Certaines copropriétés interdisent explicitement ou limitent fortement les activités assimilables à de l'hébergement touristique. Une autorisation administrative ne permet pas de contourner les règles internes d'un immeuble. La Ville de Marseille rappelle d'ailleurs que les demandes d'autorisation doivent être compatibles avec les dispositions du règlement de copropriété.
Ce point est fréquemment négligé lors d'un achat immobilier.
Faut-il encore investir dans la location saisonnière à Marseille ?
La réponse est oui, mais avec davantage de précautions qu'auparavant.
Marseille reste l'une des villes les plus attractives de France pour la location saisonnière. Les quartiers du Panier, du Vieux-Port, d'Endoume, du Roucas-Blanc ou encore de la Pointe Rouge continuent d'attirer une clientèle touristique importante.
En revanche, les investisseurs doivent désormais intégrer très tôt la question du changement d'usage dans leur projet. Un bien qui semble rentable sur le papier peut devenir beaucoup plus complexe à exploiter si les autorisations nécessaires ne peuvent pas être obtenues.
C'est pourquoi une analyse préalable est devenue indispensable avant toute acquisition.
Comment Croceo accompagne les propriétaires ?
Chez Croceo, nous accompagnons quotidiennement des propriétaires et investisseurs souhaitant développer un projet de location saisonnière à Marseille.
Avant toute mise en location, nous aidons nos clients à comprendre la réglementation applicable à leur situation, à identifier les éventuelles contraintes administratives et à évaluer le potentiel réel du logement.
Notre équipe prend ensuite en charge la gestion complète du bien : création des annonces, diffusion multi-plateformes, accueil des voyageurs, ménage, maintenance et optimisation des revenus.
Cette approche permet aux propriétaires d'exploiter leur logement en toute sérénité tout en limitant les risques liés à une réglementation devenue particulièrement technique.
Conclusion
Le changement d'usage est aujourd'hui l'un des sujets les plus importants pour tout propriétaire souhaitant faire de la location saisonnière à Marseille.
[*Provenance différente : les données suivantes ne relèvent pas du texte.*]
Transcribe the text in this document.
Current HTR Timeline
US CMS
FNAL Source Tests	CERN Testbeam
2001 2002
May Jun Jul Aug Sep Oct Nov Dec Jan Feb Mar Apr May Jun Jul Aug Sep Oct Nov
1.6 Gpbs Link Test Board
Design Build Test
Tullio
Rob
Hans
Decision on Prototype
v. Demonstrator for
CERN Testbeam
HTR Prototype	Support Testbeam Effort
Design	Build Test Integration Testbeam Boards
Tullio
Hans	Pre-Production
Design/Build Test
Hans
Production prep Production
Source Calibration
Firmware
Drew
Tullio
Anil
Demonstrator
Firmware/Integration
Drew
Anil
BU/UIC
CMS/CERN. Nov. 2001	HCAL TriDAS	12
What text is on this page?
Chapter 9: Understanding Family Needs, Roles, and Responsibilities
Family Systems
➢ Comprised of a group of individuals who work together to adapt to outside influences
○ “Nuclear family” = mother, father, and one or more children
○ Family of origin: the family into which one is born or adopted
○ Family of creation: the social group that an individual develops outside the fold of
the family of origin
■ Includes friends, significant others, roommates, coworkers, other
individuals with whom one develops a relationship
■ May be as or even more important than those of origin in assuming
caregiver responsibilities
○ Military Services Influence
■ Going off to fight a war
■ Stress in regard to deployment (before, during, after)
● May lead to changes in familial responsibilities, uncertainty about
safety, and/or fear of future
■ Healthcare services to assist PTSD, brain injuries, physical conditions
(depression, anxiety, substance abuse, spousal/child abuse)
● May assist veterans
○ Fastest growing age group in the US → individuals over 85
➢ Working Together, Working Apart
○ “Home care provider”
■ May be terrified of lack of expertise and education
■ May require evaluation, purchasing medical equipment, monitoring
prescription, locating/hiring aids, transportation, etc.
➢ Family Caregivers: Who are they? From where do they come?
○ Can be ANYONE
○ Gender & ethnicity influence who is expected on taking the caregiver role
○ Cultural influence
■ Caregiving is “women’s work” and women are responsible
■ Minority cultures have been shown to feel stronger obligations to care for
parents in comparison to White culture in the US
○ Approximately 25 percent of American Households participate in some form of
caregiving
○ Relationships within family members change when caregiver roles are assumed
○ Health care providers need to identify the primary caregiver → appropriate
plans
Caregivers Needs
Si la résidence principale bénéficie encore d'un régime relativement souple dans la limite de 90 jours par an, les résidences secondaires sont désormais soumises à des contraintes beaucoup plus fortes, notamment en matière de compensation.
Avant d'investir ou de publier une annonce Airbnb, il est donc essentiel de vérifier précisément les règles applicables à votre logement afin d'éviter des sanctions potentiellement importantes et de sécuriser votre projet locatif.